Kin to the Earth: Ted Halstead
As a boy, Ted Halstead loved to play along the Mississippi River near his home in Iowa. Sometimes he just contemplated the scenery and wildlife.
“I grew up really enjoying nature,” he said.“I would sit on the dock and look at all the fish.”
After military service, a few years of travel and adventure and with his life before him, young Ted yearned to settle in a place where he could surround himself with natural splendor, perhaps more varied than where he came from.
“I wanted a place with mountains and ocean, where I could go to school,” he said. “I settled on Eureka.”
Here, Halstead found the natural connection he had craved, and love too—he met and married Pamela, a schoolteacher at Fortuna High School.
On reaching the half-century mark, Halstead undertook another life-changing search.
“I was in search of a comfortable bike ride that would allow me to get daily exercise and provide me with a feeling of getting away from the stresses of daily life,” he said. That was when he discovered Liscom Slough on the Arcata Bottom.
The vast Bottoms landscape offers views of migratory waterfowl above and aquatic life below. Liscom Slough serves as drainage for the ag lands and as habitat for a number of species in the Humboldt Bay ecosystem. Upper reaches provide food and shelter to amphibians and birds, while the downstream estuary teems with aquatic organisms.
“I have observed as many as 1,500 juvenile crabs pass under the bridge in one hour at low tide during the summer months,” Halstead said. “Juvenile smelt, herring and anchovies can be seen in large numbers swimming through the eel grass under the bridge. One will see sponges of several varieties and oysters. The bat rays that live in the bay swim up the slough with the tide to eat mollusks and crustaceans.”
Unfortunately, the sensitive slough has become popular with humans who care little for its aesthetic or environmental values. To them, it’s a dump, as Halstead learned one jarring day when he looked off the bridge that crosses the slough.
“There below was a mass of auto parts of every description, bags of animal parts too numerous to mention, pay phones and newspaper vending machines, along with a variety of everything from ammunition to costume jewelry,” Halstead recalled.

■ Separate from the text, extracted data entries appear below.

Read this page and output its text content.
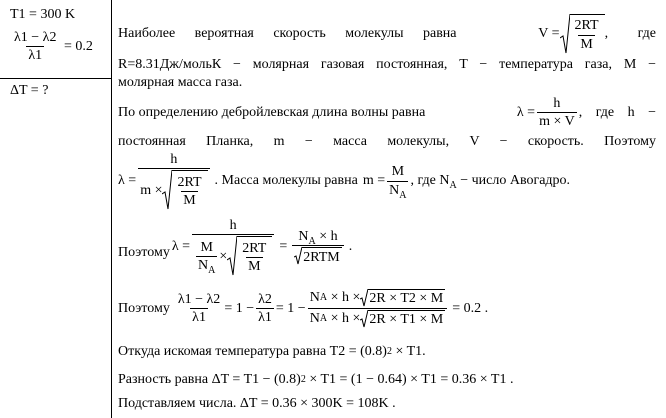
T1 = 300 K
$\frac{\lambda 1 - \lambda 2}{\lambda 1} = 0.2$
ΔT = ?
Наиболее вероятная скорость молекулы равна	$V = \frac{2RT}{M}$ , где
R=8.31Дж/мольК − молярная газовая постоянная, T − температура газа, M −
молярная масса газа.
По определению дебройлевская длина волны равна	$\lambda = \frac{h}{m \times V}$ , где h −
постоянная Планка, m − масса молекулы, V − скорость. Поэтому
λ =
h
$m \times \frac{2RT}{M}$ . Масса молекулы равна $m = \frac{M}{N_A}$ , где $N_A$ − число Авогадро.
Поэтому λ =
h
$\frac{M}{N_A} \times \frac{2RT}{M} = \frac{N_A \times h}{\text{2RTM}}$ .
Поэтому $\frac{\lambda 1 - \lambda 2}{\lambda 1} = 1 - \frac{\lambda 2}{\lambda 1} = 1 - \frac{\text{N A × h × 2R × T2 × M}}{\text{N A × h × 2R × T1 × M}} = 0.2$ .
Откуда искомая температура равна T2 = (0.8) 2 × T1.
Разность равна ΔT = T1 − (0.8) 2 × T1 = (1 − 0.64) × T1 = 0.36 × T1 .
Подставляем числа. ΔT = 0.36 × 300K = 108K .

And there was more: a bowling ball and pins, a parachute, a semi-truck bumper, sex toys, an envelope with $1,000 cash, dirty diapers, a didgeridoo, Jack LaLane-brand weights, a player piano and a walk-in safe.

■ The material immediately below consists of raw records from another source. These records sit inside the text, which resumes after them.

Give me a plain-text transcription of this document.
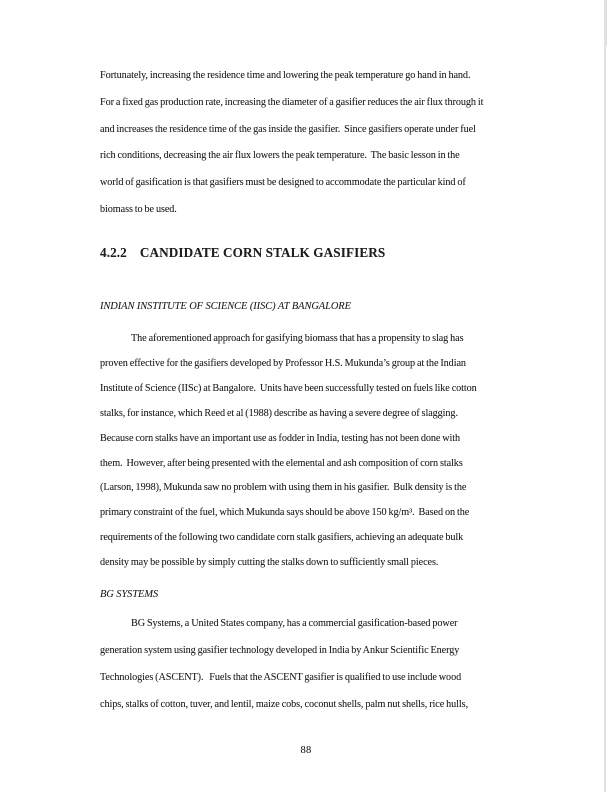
Fortunately, increasing the residence time and lowering the peak temperature go hand in hand.
For a fixed gas production rate, increasing the diameter of a gasifier reduces the air flux through it
and increases the residence time of the gas inside the gasifier.  Since gasifiers operate under fuel
rich conditions, decreasing the air flux lowers the peak temperature.  The basic lesson in the
world of gasification is that gasifiers must be designed to accommodate the particular kind of
biomass to be used.
4.2.2 CANDIDATE CORN STALK GASIFIERS
INDIAN INSTITUTE OF SCIENCE (IISC) AT BANGALORE
The aforementioned approach for gasifying biomass that has a propensity to slag has
proven effective for the gasifiers developed by Professor H.S. Mukunda’s group at the Indian
Institute of Science (IISc) at Bangalore.  Units have been successfully tested on fuels like cotton
stalks, for instance, which Reed et al (1988) describe as having a severe degree of slagging.
Because corn stalks have an important use as fodder in India, testing has not been done with
them.  However, after being presented with the elemental and ash composition of corn stalks
(Larson, 1998), Mukunda saw no problem with using them in his gasifier.  Bulk density is the
primary constraint of the fuel, which Mukunda says should be above 150 kg/m³.  Based on the
requirements of the following two candidate corn stalk gasifiers, achieving an adequate bulk
density may be possible by simply cutting the stalks down to sufficiently small pieces.
BG SYSTEMS
BG Systems, a United States company, has a commercial gasification-based power
generation system using gasifier technology developed in India by Ankur Scientific Energy
Technologies (ASCENT).   Fuels that the ASCENT gasifier is qualified to use include wood
chips, stalks of cotton, tuver, and lentil, maize cobs, coconut shells, palm nut shells, rice hulls,
88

Halstead took responsibility where others didn’t, collected the debris and took it to the waste transfer station.
The material ranges from disgusting to downright horrible in its impact.
“Once, when driving by, I noticed a cooler of methamphetamine chemicals floating next to shore,” Halstead said. “It was very common to find 50-gallon garbage cans of marijuana shake going in and out with the tide.”
Sometimes, tires on rims or computer monitors were floating in the water.
Unfortunately, support from government and law enforcement hasn’t been sufficient to either prevent destructive dumping or capture suspects. Halstead is disappointed with the lack of enforcement, but for the past two decades, has soldiered on, tirelessly collecting and ferrying loads of debris from the slough to proper disposal sites.
He has received wide recognition and some assistance from NGOs for his efforts. Humboldt Baykeeper and Humboldt Bay Oyster Company have partnered with him for cleanup projects. The City of Arcata helps with disposal.
“If you’re looking for a wonderful place to kayak, bird watch, paint, bike, run or walk, Liscom Slough will not disappoint,” Halstead promises. “It is a beautiful place that is worthy of a better fate.”
This article was updated on 8/13/14 from the print version to reflect that Halstead grew up along the Misssissippi River in Iowa, not Minnesota. However, he did spend considerable time fishing in the lakes of Minnesota.